Standard 5 (accuracy)
 Standard 5 states that broadcasters should make reasonable efforts to ensure that news, current affairs and factual programming is accurate in relation to all material points of fact, and does not mislead.
 In his original formal complaint, Mr Katavich argued:
The material points of fact in the programmes are the allegations that [I am] an internet fraudster, was wanted by the Australian police, a conman, was at the centre of an internet scam, was running off with other people’s money, and that [I] was the face of a “faceless crime”. The programmes referred to [my] “victims” speaking out, and viewers [were] referred to the Police Cyber Crime Unit.
These material points of fact are wrong, and misleading.
 In our view, the sum of these points was the inference that Mr Katavich was a criminal and that his business practices were illegal. The Authority has previously noted that it cannot assume the role of a criminal court in determining whether a crime has been committed.4 We are not in a position to determine whether or not it was “accurate” to imply in the programmes that Mr Katavich’s conduct was illegal. While we have determined above (see  to ) that it was unfair to imply that Mr Katavich was a criminal, because TVWorks has not provided information to support its contention that Campbell Live had a reasonable basis for making that conclusion, to find that it was also inaccurate under Standard 5 would require the kind of criminal inquiry that is beyond the scope of this Authority.
 Accordingly, we decline to determine the points raised by Mr Katavich under Standard 5 (accuracy).
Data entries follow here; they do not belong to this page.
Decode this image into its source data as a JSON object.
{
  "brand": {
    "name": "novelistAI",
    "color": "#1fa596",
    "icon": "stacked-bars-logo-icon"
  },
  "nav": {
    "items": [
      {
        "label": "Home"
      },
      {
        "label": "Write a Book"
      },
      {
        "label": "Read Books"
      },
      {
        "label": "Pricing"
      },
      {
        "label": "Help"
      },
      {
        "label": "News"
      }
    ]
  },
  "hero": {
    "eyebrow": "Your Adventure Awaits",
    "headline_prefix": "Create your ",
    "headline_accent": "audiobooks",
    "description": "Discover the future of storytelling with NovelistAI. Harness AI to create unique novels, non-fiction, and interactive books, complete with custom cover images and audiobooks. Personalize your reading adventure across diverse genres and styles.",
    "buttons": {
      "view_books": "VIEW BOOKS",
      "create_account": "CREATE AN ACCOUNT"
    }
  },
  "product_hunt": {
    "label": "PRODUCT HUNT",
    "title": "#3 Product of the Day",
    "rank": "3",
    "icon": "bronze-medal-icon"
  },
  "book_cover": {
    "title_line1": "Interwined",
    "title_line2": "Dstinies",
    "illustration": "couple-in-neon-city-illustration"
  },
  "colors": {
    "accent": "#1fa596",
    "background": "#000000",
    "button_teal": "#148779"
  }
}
However, we consider that we have adequately and appropriately addressed the complainant’s concerns in this respect under Standard 6 (fairness).
Standard 3 (privacy)
 In his original complaint, Mr Katavich argued that the programmes had breached his privacy because “it goes without saying, to enter a person’s premises with cameras rolling is a gross invasion of privacy and trespass”. It was clear to Campbell Live that he did not want to be interviewed, he said, and in these circumstances there was no implied licence to enter the premises.
 In our view, these concerns raised in Mr Katavich’s original complaint relate more to the fairness of the reporter’s approach in door-stepping him at his work. We consider that we have adequately addressed these concerns under Standard 6.
 For the sake of completeness, we have also considered principles 3(a) and 4 of the Authority’s privacy principles, which were raised in later submissions by Mr Katavich.
 When the Authority considers a privacy complaint, it must first determine whether the person whose privacy has allegedly been interfered with was identifiable in the broadcast. As Mr Katavich was named and shown in all three items, we accept that he was identifiable.
 Privacy principle 3(a) states:
It is inconsistent with an individual’s privacy to allow the public disclosure of material obtained by intentionally interfering, in the nature of prying, with that individual’s interest in solitude or seclusion. The intrusion must be highly offensive to an objective reasonable person.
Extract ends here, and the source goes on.